Larry placed this in the comment thread for last post on this particular topic (a few back) but I am "upgrading" it so that it doesn't get overlooked & so debate/discussion can continue if there's interest. In response to last line of Larry's report -- a bet on the river, essentially -- I check raise with an older post from Revkin!
Late, but still pertinent, here's Judith Curry's own scholarly rejoinder, including Mann/Nucitelli, the Economist, and a variety of other papers on both sides of the climate sensitivity issue -- her synthesis:
Mann and Nuccitelli state:
"When the collective information from all of these independent sources of information is combined, climate scientists indeed find evidence for a climate sensitivity that is very close to the canonical 3°C estimate. That estimate still remains the scientific consensus, and current generation climate models — which tend to cluster in their climate sensitivity values around this estimate — remain our best tools for projecting future climate change and its potential impacts."

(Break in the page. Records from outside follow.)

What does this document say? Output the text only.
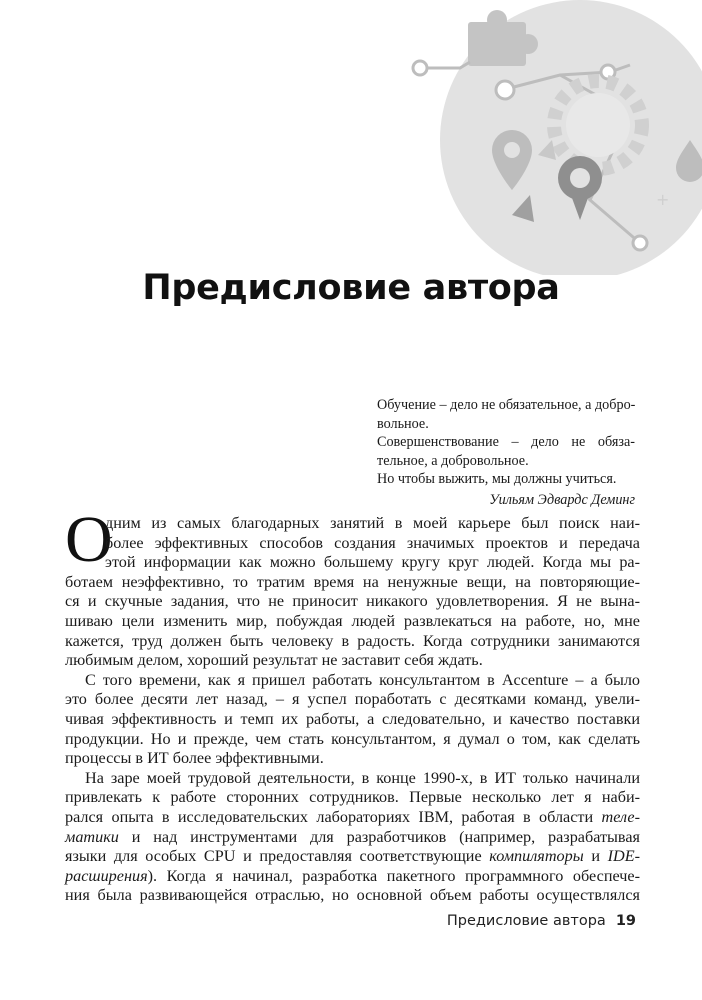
+
Предисловие автора
Обучение – дело не обязательное, а добро-
вольное.
Совершенствование – дело не обяза-
тельное, а добровольное.
Но чтобы выжить, мы должны учиться.
Уильям Эдвардс Деминг
О
дним из самых благодарных занятий в моей карьере был поиск наи-
более эффективных способов создания значимых проектов и передача
этой информации как можно большему кругу круг людей. Когда мы ра-
ботаем неэффективно, то тратим время на ненужные вещи, на повторяющие-
ся и скучные задания, что не приносит никакого удовлетворения. Я не вына-
шиваю цели изменить мир, побуждая людей развлекаться на работе, но, мне
кажется, труд должен быть человеку в радость. Когда сотрудники занимаются
любимым делом, хороший результат не заставит себя ждать.
С того времени, как я пришел работать консультантом в Accenture – а было
это более десяти лет назад, – я успел поработать с десятками команд, увели-
чивая эффективность и темп их работы, а следовательно, и качество поставки
продукции. Но и прежде, чем стать консультантом, я думал о том, как сделать
процессы в ИТ более эффективными.
На заре моей трудовой деятельности, в конце 1990-х, в ИТ только начинали
привлекать к работе сторонних сотрудников. Первые несколько лет я наби-
рался опыта в исследовательских лабораториях IBM, работая в области теле-
матики и над инструментами для разработчиков (например, разрабатывая
языки для особых CPU и предоставляя соответствующие компиляторы и IDE-
расширения). Когда я начинал, разработка пакетного программного обеспече-
ния была развивающейся отраслью, но основной объем работы осуществлялся
Предисловие автора 19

The Economist article stated:
"If climate scientists were credit-rating agencies, climate sensitivity would be on negative watch. But it would not yet be downgraded."
The combination of the articles by Schlesinger, Lewis, and Masters (not mentioned in the Economist article) add substantial weight to the negative watch.
In support of estimates on the high end, we have the Fasullo and Trenberth paper, which in my mind is refuted by the combination of the Olson et al., Tung and Zhou, and Klocke et al. papers. If a climate model under represents the multidecadal modes of climate variability yet agrees well with observations during a period of warming, then it is to be inferred that the climate model sensitivity is too high.
That leaves Jim Hansen’s as yet unpublished paper among the recent research that provides support for sensitivity on the high end.
On the RealClimate thread, Gavin made the following statement:
"In the meantime, the ‘meta-uncertainty’ across the methods remains stubbornly high with support for both relatively low numbers around 2ºC and higher ones around 4ºC, so that is likely to remain the consensus range."
In weighing the new evidence, especially improvements in the methodology of sensitivity analysis, it is becoming increasing difficult not to downgrade the estimates of climate sensitivity.
And finally, it is a major coup for the freelance/citizen climate scientist movement to see Nic Lewis and Troy masters publish influential papers on this topic in leading journals.
Should indicate, if nothing else, that debate over this significant point continues, and that climate ideologues committed to heightening alarm in order to achieve political (and these days often financial) ends indeed have cause for concern.
Oh yeah? Well, consider what the sagacious science writer Andy Revkin says. I think he is seeing more clearly than the climate-policy activists who seem to view the debate featured in the Economist article as putting them in a bad spot. He concludes that if sensitivity is recalibrated to reflect over-estimation, the message is simply, "hey, there's more time to try to work this problem out ... phew!" So my sense of puzzlement continues.